The Conservative party has pledged to pump an extra £8bn a year for the NHS in England by 2020 if they win the UK general elections.
George Osborne promised that next week's Conservative manifesto will commit to " a minimum real-terms increase in NHS funding of £8 billion in the next five years", the chancellor confirmed in The Guardian.
Last year, the chief executive of NHS England Simon Stevens predicted that there would a £30bn funding gap for the NHS in England by 2020.
He said that £22bn required to fill the gap would be found through "efficiencies" and "new ways of working".
But an additional £8bn a year above inflation would still be needed by 2020.
5,000 new GPs promised
NHS England currently has an annual budget of £102bn.
Speaking to the Daily Telegraph, the Health Secretary Jeremy Hunt said the extra money would be used to pay for at least 5,000 new GPs to ensure pensioners who require care could see a doctor within an hour.
"We want to give everyone the confidence that they can get in to see a GP quickly. We can do that because of the extra investment," Hunt said.
He said that the Conservatives could fund the promise because they had turned the economy around and pointed to investment in the last parliament as evidence of the party's commitment to funding the NHS.

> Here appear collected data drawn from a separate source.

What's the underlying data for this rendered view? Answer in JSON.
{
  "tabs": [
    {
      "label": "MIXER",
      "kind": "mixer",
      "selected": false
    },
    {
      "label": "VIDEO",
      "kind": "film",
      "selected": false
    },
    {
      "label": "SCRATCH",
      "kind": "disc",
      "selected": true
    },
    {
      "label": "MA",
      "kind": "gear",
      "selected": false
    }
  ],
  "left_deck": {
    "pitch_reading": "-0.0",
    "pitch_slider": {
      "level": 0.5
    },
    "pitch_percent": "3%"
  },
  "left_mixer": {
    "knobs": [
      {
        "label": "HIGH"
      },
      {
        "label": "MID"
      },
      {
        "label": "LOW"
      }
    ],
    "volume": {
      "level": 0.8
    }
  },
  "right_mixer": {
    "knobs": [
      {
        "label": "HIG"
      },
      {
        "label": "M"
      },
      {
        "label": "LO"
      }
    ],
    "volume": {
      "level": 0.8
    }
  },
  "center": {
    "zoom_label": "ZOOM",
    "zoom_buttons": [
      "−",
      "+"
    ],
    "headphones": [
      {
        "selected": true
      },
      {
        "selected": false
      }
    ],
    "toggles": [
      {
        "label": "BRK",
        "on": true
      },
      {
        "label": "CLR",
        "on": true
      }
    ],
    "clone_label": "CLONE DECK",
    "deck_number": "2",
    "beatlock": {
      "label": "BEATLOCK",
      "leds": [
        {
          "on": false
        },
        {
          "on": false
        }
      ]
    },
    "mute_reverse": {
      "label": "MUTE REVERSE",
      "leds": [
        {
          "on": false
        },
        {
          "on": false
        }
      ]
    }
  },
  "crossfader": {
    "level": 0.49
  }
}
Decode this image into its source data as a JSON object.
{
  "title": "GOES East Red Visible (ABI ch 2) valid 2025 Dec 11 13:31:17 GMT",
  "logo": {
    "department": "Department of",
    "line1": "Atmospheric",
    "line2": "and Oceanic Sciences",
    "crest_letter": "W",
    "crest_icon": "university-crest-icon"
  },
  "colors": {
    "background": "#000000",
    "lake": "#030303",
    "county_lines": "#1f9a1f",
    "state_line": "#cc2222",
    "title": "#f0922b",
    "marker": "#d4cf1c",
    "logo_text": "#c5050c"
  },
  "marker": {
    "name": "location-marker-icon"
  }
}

However, the Labour party criticised the "unfunded" pledge and described it as "not worth the paper it's written on".
Ed Miliband's party has pledged an additional £2.5bn a year for the NHS, which will be paid for by a tax on homes worth over £2m, a levy on the sales of tobacco and curbing tax breaks enjoyed by hedge funds and other finance firms, according to the BBC.
In related news, Labour confirmed its £138m commitment to recruit 3,000 extra midwives.